Por que? Bem, muito do que acontece em “The Assassination of Gianni Versace” parte de especulação, eventos parcialmente confirmados e fatos em menor número. Já julgamento de O.J. Simpson foi um dos eventos mais cobertos pela mídia americana, com as sessões de tribunal transmitidas ao vivo na televisão, perseguições policiais inesperadas fazendo notícia, repórteres aproveitando toda e qualquer oportunidade para escrever uma matéria e até revistas de fofoca fazendo a festa.
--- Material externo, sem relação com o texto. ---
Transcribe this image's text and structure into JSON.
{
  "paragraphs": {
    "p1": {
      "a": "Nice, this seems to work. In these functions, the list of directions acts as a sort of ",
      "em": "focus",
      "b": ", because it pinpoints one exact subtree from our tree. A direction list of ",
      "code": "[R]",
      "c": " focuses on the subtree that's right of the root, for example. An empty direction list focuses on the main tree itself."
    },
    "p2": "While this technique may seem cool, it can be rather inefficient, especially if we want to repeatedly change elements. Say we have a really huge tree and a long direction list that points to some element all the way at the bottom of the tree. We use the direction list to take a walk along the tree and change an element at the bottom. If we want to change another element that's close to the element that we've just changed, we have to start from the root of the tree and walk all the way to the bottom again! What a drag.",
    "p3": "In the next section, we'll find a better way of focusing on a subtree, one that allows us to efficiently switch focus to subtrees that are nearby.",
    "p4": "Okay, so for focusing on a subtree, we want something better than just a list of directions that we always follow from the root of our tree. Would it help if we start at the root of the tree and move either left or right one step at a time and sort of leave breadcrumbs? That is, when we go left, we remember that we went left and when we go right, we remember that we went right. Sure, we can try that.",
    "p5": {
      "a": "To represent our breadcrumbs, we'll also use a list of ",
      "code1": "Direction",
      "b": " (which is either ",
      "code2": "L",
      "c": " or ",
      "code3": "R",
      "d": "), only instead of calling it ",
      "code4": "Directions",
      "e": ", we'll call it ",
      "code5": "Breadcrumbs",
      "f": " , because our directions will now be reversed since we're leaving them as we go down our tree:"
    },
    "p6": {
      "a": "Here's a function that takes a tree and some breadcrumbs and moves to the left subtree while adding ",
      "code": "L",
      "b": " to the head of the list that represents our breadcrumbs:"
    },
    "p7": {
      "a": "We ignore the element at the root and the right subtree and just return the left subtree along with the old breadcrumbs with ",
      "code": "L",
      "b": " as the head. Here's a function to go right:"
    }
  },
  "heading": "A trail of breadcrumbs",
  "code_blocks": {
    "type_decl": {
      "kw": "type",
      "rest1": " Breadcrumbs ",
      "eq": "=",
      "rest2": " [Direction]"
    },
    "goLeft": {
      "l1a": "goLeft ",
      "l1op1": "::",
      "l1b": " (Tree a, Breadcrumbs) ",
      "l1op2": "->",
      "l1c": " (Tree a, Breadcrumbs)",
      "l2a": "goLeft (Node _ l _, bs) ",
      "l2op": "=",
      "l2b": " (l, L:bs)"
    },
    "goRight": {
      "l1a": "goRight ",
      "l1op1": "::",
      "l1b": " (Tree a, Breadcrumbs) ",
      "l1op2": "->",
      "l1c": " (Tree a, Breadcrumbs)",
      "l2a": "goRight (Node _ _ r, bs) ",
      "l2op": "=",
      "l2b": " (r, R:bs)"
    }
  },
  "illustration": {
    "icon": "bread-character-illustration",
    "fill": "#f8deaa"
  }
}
Não é a toa que sobrou material para dar atenção aos detalhes e escrever uma história mais aproximável do real — não surpreendentemente, um documentário de 7h47 foi feito no mesmo ano. A história de Gianni Versace, por sua vez, não pode se gabar do mesmo acesso à informação, o que não significa que a história seja menos intrigante por isso. Detalhes são apenas detalhes em um todo que depende de outros fatores, portanto se a história tem menos impacto, é por outros motivos.
“The Assassination of Gianni Versace”, como o nome sugere, trata do escândalo envolvendo um dos maiores estilistas da história e seu trágico assassinato. Em 1997, saindo de casa para comprar revistas numa banca, Gianni Versace (Édgar Ramirez) é assassinado com dois tiros na cabeça nos degraus de sua mansão na praia de Miami. O responsável é Andrew Cunanan (Darren Criss), assassino em série que já havia feito outras quatro vítimas nos meses anteriores. A história dos eventos em torno deste fatídico assassinato é contada em detalhe conforme a identidade e os motivos de Cunanan são expostos.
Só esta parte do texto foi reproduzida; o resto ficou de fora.